I asked Victoria’s permission to share some of her lyrics with you today.  One of her songs is called “House Fever”, another is “I Can’t take it anymore”, and she repeats that as a refrain multiple times … but even there, she offers hope… the last verse is:   Rain clouds getting dark inside of me So many things I want to see Lightning flashes, thunder booms Just wanting to get out of these rooms All the happiness is fading away I know that this will end some day 

We can relate, can’t we?  We may be feeling like rain clouds are getting dark inside of us, as we watch the whole round world rolling in darkness.  We are looking for a candle of hope where despair keeps watch. I find hope in Victoria’s song, “Cartwheels in my mind”.  It goes like this:

Sometimes when it gets crowded in my head

And suddenly I am seeing red

take a step back,

Take a breath

Reload your mind,

Focus on the world at rest.

Cartwheels in my mind,

Gonna dance and unwind,

Cartwheels in my mind

Just gonna let it shine.

When you’re mad you don’t see things right

 You pout and scream,

And maybe even fight

Take a breath, take a step

Take one more to get back in your head.

Cartwheels in my mind,

Gonna dance and unwind,

Cartwheels in my mind

Just gonna let it shine.

It is the light shining in the darkness, shining through a crowded head or an angry face.  It is a candle of hope where despair keeps watch.

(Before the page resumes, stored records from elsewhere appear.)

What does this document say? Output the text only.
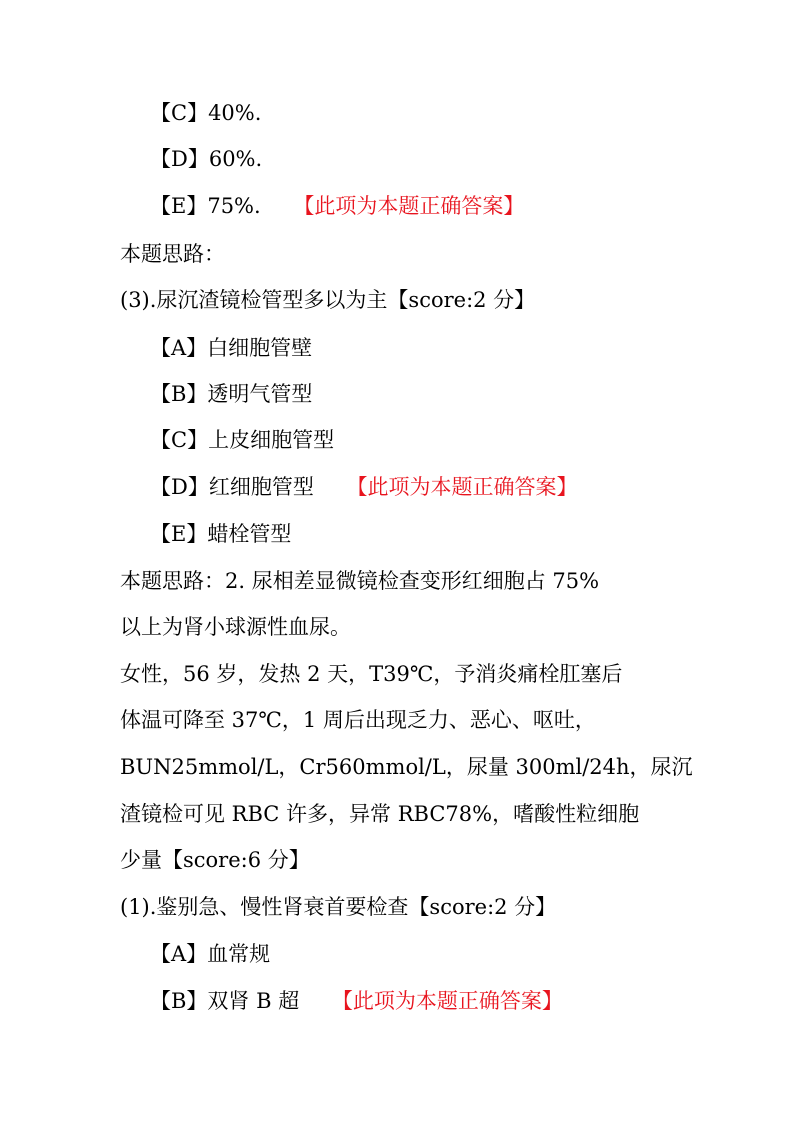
【C】40%.
【D】60%.
【E】75%. 【此项为本题正确答案】
本题思路：
(3).尿沉渣镜检管型多以为主【score:2 分】
【A】白细胞管壁
【B】透明气管型
【C】上皮细胞管型
【D】红细胞管型 【此项为本题正确答案】
【E】蜡栓管型
本题思路：2. 尿相差显微镜检查变形红细胞占 75%
以上为肾小球源性血尿。
女性，56 岁，发热 2 天，T39℃，予消炎痛栓肛塞后
体温可降至 37℃，1 周后出现乏力、恶心、呕吐，
BUN25mmol/L，Cr560mmol/L，尿量 300ml/24h，尿沉
渣镜检可见 RBC 许多，异常 RBC78%，嗜酸性粒细胞
少量【score:6 分】
(1).鉴别急、慢性肾衰首要检查【score:2 分】
【A】血常规
【B】双肾 B 超 【此项为本题正确答案】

 I wanted to learn more about Howard Thurman, so I purchased two of his books.  This week I have been inspired by Meditations of the Heart.  It is a collection of short reflections offering guidance, encouragement, and strength.  One is a prayer to God…I invite you to join me for the last part of his prayer:  “Kindle thy light within me, O God, that Thy glow may be spread over all of my life; yea indeed, that Thy glow may be spread over all of my life.  More and more, may Thy light give radiance to my flickering candle, fresh vigor to my struggling intent, and renewal to my flagging spirit.  Without Thy light within me, I must spend my years fumbling in my darkness.” Amen.